Primary and Caucus season is upon us!

Many Americans do not pay close attention to the elections. But those who do will notice the importance of the early primaries and caucuses. Both are influential in determining who will continue and who will terminate his/her campaign.

Depending on how well candidates do in these early elections, they may decide that it is not worth it for them to continue in the campaign. Campaigning is very expensive so candidates may not see the chance to win and will withdraw for financial reasons. Since the first caucuses and elections, several candidates have withdrawn from the race, including Martin O’Malley, Chris Christie, Ben Carson, Jeb Bush, and as of late, Marco Rubio, just to name a few.

Early primaries and caucuses can help narrow the field of candidates so much that there may be only a few candidates left by the time the last primaries and caucuses come around.  There are 3 major candidates left in the Republican race: Donald Trump, Ted Cruz and John Kasich and 2 in the Democratic: Hillary Clinton and Bernie Sanders.

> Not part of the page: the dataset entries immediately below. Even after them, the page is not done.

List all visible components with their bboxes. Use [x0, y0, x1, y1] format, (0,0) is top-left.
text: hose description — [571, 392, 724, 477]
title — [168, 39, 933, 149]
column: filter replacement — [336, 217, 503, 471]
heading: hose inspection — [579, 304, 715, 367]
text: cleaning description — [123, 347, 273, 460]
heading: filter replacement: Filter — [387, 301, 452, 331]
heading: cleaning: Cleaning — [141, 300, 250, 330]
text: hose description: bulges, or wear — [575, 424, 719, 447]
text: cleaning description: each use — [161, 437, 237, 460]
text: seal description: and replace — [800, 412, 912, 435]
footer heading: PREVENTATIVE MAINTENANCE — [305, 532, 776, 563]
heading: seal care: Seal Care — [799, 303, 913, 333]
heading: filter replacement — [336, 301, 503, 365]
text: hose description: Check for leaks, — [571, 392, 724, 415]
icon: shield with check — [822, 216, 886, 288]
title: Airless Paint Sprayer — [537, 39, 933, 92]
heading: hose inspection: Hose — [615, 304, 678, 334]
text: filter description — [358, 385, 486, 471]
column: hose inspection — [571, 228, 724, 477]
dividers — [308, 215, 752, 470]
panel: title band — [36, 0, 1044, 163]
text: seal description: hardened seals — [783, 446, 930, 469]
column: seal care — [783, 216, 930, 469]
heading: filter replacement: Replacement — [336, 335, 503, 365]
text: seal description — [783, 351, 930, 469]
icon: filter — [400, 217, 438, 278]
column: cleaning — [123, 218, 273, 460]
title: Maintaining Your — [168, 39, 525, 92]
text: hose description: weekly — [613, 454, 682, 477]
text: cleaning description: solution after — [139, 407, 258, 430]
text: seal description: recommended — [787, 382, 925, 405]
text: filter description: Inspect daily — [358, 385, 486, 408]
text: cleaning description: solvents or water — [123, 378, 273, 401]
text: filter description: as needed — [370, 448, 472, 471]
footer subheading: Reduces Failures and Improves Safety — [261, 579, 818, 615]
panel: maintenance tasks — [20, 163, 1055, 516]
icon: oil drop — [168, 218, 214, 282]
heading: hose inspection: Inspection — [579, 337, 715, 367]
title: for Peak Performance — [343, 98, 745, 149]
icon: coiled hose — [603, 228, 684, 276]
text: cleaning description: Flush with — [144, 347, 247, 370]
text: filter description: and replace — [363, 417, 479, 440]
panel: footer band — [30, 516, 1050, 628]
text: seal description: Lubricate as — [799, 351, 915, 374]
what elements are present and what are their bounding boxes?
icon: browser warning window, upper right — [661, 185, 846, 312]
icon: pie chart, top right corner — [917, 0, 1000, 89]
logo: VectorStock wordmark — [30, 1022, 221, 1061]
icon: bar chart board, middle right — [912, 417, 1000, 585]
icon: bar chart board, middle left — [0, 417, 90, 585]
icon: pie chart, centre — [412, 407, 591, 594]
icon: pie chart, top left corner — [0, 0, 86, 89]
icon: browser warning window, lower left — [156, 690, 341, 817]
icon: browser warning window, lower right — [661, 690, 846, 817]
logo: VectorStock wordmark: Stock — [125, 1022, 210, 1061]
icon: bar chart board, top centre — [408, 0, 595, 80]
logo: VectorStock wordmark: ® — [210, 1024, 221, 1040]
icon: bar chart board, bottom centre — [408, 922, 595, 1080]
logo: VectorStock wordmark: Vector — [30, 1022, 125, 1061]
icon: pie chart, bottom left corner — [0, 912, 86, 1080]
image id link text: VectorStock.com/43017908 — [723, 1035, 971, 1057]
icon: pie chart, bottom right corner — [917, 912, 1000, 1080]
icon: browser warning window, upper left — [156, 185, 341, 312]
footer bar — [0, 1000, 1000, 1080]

Early dropouts may allow for candidates to pair up early and run on a combined ticket. This may help the weaker candidates team up with a stronger one for a greater chance of winning.

It is important for candidates to win their home states and win primaries early on. Both will prolong their ability to stay in the race and boost their confidence.

The early primaries and caucuses can predict who will remain in the race and who will drop out.